# Villa Rent Negotiation



## Gillston (Apr 10, 2015)

Hello All,

I've got 185,000 dirhams to play with for rent. Looking for a family villa or townhouse. 3-4 bed. 

I like the look of Dubailand, Mudon, Arabian Ranches.....all the developments/communities along that strip to be honest. I've researched them well and visited a few of them. 

My question is, how much do I negotiate the on market price? Totally appreciate its all about demand and supply, but if demand is high, am I looking to knock just 5% of asking price or more? It's the same with properties that in areas that new or developing....how much more should I be looking to get off the price? 

Examples would be great? I.e 3 bed in Al Reem in Ranches marketed at 185k, aim to pay 165k or 4 bed new build in JVC inner circle at 195k, aim for 190k. I'd be super interested in talking to anyone in the new Mudon and Casa (ranches 2) areas. 

Appreciate prices vary dramatically within communities as well, but some sort of idea would be great before I start talking to agents. 

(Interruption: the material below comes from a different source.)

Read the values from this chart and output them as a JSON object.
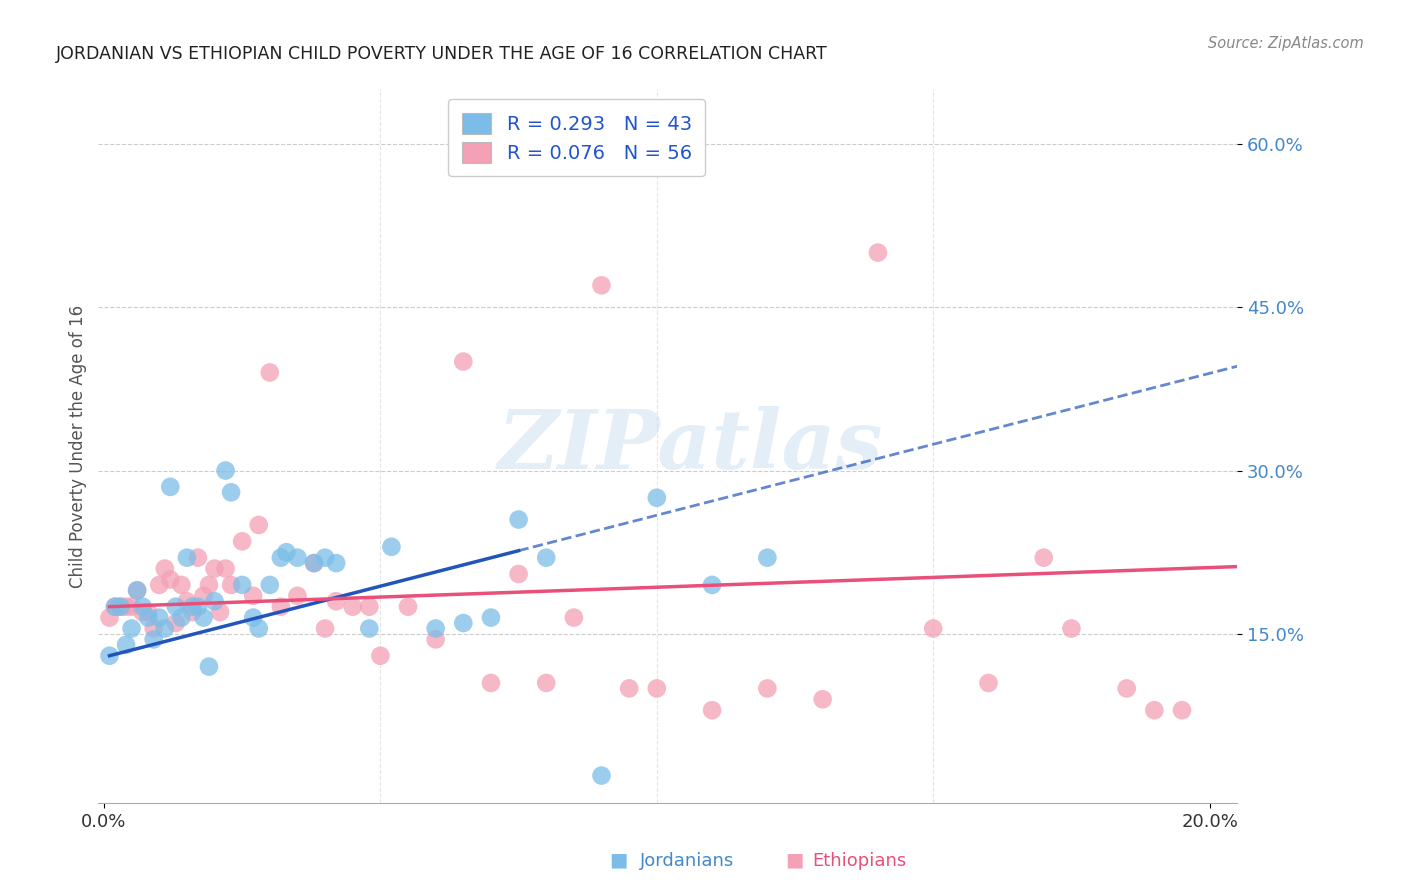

Thanks in advance and all opinions gratefully accepted.


----------



## Gillston (Apr 10, 2015)

Plenty reads, but no advice? No one want to share the kind of prices they pay? Don't have to use yourselves as examples.


----------



## TallyHo (Aug 21, 2011)

You can always try.

5% off in a softening market is reasonable. Start at 10% and see if you're lucky. But not much more than that. And be prepared for many landlords who'd rather let their property sit empty for another month than to accept a 5% rent reduction.


----------



## de Mexicaan (Apr 16, 2012)

It looks like rents are a bit negotiable again. Until early this year that was not the case. I am moving this summer and started to look around, and it seems feasible to haggle (but don't expect too much).


----------



## TT365 (Oct 14, 2014)

I live in Al Reem but I needed a villa with 4 rooms upstairs and there are only a few on the whole of Arabian Ranches and I paid 215k for one cheque (a single cheque is a good negotiating tactic). We know neighbours who have paid 165-185k and a couple of those got discounts (5 and 8%) but both were for 1 cheque and in one case they organised repainting themselves.

Mudon, Reem and Falcon City offer better value in my opinion.


----------



## GloballyRelaxed (Nov 5, 2014)

Agents are paid a percentage of the final agreed price of the rental so not in their interest to act on your behalf to get the price lower.

To get round this tell the agent you will pay their commission on the starting price regardless of the final, that will give you a shooting chance.


----------